Villa secured a battling 2-2 draw at Old Trafford in November, and Luiz added: “We can take confidence from that game but also from the growth we’ve demonstrated since the break.
“The mentality of the group is strong because we played well against Liverpool, and the training has been good. The fans can see the improvement we’ve made, but of course it’s tough to talk about positive things because the results haven’t been there.
“Now is the time to fine-tune on the development we’ve shown. That means making the right pass in the final third to a team-mate.
“Our focus must be on getting the three points, not on securing another draw. Watford managed to win on Tuesday, so the gap is four points. Now is not the time for negative thoughts.”

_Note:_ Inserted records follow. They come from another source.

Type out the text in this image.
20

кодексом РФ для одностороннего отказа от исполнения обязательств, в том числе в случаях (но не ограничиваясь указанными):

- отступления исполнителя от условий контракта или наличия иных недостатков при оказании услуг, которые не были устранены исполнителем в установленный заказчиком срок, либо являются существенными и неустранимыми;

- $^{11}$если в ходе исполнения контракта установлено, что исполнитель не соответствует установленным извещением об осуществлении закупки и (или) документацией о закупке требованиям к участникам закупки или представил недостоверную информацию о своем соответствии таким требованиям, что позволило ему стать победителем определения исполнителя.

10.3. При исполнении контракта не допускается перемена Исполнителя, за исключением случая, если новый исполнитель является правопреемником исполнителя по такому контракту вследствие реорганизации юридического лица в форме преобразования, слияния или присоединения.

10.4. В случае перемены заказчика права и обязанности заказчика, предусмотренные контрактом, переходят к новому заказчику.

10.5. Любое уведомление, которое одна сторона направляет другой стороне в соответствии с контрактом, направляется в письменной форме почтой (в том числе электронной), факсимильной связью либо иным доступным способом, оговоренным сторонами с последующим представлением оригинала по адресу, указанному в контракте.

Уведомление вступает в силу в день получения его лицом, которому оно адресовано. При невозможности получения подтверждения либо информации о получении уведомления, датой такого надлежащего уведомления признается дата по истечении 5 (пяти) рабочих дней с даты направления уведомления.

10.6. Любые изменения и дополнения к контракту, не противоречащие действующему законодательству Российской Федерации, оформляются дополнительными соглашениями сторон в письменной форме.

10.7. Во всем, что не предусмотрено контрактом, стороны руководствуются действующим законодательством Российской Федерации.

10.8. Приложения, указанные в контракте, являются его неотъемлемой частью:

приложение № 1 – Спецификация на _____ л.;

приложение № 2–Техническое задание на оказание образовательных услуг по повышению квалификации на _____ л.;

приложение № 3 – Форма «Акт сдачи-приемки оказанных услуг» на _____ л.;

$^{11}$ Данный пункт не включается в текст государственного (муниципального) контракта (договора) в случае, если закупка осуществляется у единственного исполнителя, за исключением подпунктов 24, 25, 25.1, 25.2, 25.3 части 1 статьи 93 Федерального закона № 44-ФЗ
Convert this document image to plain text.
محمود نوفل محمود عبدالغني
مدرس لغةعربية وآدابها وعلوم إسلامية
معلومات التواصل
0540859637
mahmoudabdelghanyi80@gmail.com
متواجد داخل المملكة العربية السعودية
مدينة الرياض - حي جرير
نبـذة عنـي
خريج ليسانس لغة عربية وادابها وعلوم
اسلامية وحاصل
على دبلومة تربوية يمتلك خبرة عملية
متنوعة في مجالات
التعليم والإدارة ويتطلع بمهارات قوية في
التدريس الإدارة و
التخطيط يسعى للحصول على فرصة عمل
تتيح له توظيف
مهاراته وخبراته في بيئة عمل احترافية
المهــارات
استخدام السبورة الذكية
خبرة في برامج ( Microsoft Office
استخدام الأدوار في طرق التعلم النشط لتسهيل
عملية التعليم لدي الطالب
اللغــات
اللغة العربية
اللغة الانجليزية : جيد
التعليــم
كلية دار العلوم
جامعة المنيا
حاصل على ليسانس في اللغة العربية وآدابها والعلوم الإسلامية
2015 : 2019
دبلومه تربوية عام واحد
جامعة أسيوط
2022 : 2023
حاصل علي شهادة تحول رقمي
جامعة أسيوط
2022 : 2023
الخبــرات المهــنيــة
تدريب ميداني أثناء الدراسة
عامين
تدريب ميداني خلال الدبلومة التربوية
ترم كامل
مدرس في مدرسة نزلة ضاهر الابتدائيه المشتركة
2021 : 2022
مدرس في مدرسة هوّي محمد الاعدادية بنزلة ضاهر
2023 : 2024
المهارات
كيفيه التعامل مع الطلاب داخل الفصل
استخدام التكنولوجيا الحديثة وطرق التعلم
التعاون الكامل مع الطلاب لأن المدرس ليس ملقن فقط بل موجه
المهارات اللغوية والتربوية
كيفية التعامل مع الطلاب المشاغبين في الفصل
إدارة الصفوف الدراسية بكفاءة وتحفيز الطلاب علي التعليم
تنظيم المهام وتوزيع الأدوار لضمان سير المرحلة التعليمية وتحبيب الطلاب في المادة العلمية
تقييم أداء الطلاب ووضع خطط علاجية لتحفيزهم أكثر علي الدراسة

Having come through the ranks at hometown club, Luiz will have certainly dreamed of nights like Thursday, faced with the challenge of consigning Manchester United to a first league loss at Villa Park in almost 25 years.
Guardiola brought him to Manchester with a view to succeeding Fernandinho in the City midfield, and the dethroned Premier League champions retain a buy-back option on the player.
The Catalan was impressed by his performances during a pre-season tour of the United States, but the signing of Rodri from Atletico Madrid paved the way for a transfer after Smith met Guardiola at a League Managers’ meeting last summer.
Aston Villa have spent £145m over the last year – second only to Real Madrid across Europe and beyond over the past two transfer windows – but the club were in need of bodies having largely relied on loan signings to gain promotion.
That said, very few of those arrivals have had the same impact as Luiz, whose 37 appearances in all competitions is more than any other Villa player this term. Another five games will determine the club’s fate for next season, but Luiz appears destined for a bright future.
“I have a four-year contract with Aston Villa, and my objective is to continue here, and to make history with the club that opened the door for me. Right now, my goal is to drag this team out of trouble, and to keep them in the Premier League.
“I’m not thinking of anything other than winning games for this club.”
Whether or not Villa manage to avoid the drop, they will be desperate to build their future around leaders like Luiz.